Why and how does a change in IP with `ipconfig`, remove the default gateway?


----------



## SirDice (Mar 4, 2021)

Changing the IP address takes the interface offline for a short period, it first _removes_ the old IP. Then routes (this can include the default gateway) that are associated with the interface and that old IP disappear too. This will happen with a `service netif restart` too. After changing the IP address (or restarting netif), you need to run `service routing start` to add the routes (including the default gateway) again.


----------



## anbj (Mar 4, 2021)

SirDice,

Great, thank you for your explanation.

I did a `#  route add default 192.168.10.1` and everything was up and running again (apparently). I never did a `service routing start`. Duly noted, however.


----------



## SirDice (Mar 4, 2021)

Sure, you can add the route(s) by hand of course, just like you changed the IP by hand. A `service routing start` will simply apply `defaultrouter` and any static routes you may have defined in rc.conf. 

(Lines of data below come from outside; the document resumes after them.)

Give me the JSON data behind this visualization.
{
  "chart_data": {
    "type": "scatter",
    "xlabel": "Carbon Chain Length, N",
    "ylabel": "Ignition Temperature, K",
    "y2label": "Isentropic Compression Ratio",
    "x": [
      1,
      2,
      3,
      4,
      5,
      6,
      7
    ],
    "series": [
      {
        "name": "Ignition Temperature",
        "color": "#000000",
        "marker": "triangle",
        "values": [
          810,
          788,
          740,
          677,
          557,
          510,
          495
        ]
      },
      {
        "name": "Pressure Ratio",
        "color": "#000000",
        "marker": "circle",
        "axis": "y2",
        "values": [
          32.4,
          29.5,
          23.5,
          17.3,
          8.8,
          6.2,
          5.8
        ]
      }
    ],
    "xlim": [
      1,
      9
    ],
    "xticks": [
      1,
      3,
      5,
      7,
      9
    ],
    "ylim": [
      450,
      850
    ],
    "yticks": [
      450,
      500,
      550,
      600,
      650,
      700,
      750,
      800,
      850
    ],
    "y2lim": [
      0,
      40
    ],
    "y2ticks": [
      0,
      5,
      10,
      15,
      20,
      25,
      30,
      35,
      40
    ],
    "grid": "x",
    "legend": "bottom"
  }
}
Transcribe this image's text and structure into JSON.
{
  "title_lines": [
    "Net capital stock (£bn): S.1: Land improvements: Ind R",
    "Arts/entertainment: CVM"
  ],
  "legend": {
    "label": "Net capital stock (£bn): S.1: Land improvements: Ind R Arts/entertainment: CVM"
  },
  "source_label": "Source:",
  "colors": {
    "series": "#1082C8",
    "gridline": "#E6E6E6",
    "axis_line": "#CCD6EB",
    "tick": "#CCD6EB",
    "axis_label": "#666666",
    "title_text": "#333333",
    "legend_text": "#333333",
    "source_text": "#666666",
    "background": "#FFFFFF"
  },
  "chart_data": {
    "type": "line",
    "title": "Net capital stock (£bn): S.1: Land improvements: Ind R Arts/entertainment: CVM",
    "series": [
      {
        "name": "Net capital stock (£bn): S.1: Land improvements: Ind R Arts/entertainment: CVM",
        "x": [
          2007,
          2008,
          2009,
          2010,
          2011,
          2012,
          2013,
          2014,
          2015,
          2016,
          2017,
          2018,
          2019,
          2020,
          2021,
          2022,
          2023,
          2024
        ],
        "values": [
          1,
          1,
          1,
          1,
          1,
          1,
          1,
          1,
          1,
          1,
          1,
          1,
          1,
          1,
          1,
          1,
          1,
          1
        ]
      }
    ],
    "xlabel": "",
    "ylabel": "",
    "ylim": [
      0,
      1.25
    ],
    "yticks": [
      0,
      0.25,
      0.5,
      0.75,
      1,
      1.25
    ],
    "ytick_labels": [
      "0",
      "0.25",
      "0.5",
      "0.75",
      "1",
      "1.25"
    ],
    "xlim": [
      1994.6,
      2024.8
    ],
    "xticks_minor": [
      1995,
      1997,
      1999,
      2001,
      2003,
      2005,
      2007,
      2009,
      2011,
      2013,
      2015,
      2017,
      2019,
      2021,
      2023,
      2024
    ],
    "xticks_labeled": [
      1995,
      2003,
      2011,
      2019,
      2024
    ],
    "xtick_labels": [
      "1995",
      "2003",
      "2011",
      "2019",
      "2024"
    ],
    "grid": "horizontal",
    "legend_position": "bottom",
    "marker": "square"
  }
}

The preferred way would be to change the IP in rc.conf, then run `service netif restart em0` and `service routing restart`, this will just apply whatever was set in rc.conf. Doing so will also make sure your rc.conf is set correctly. Using ifconfig(8) and route(8) will only make temporary changes, when you reboot those settings will be gone.


----------



## anbj (Mar 4, 2021)

Super helpful as always. Now I know how I should be doing it.

Thanks SirDice.


----------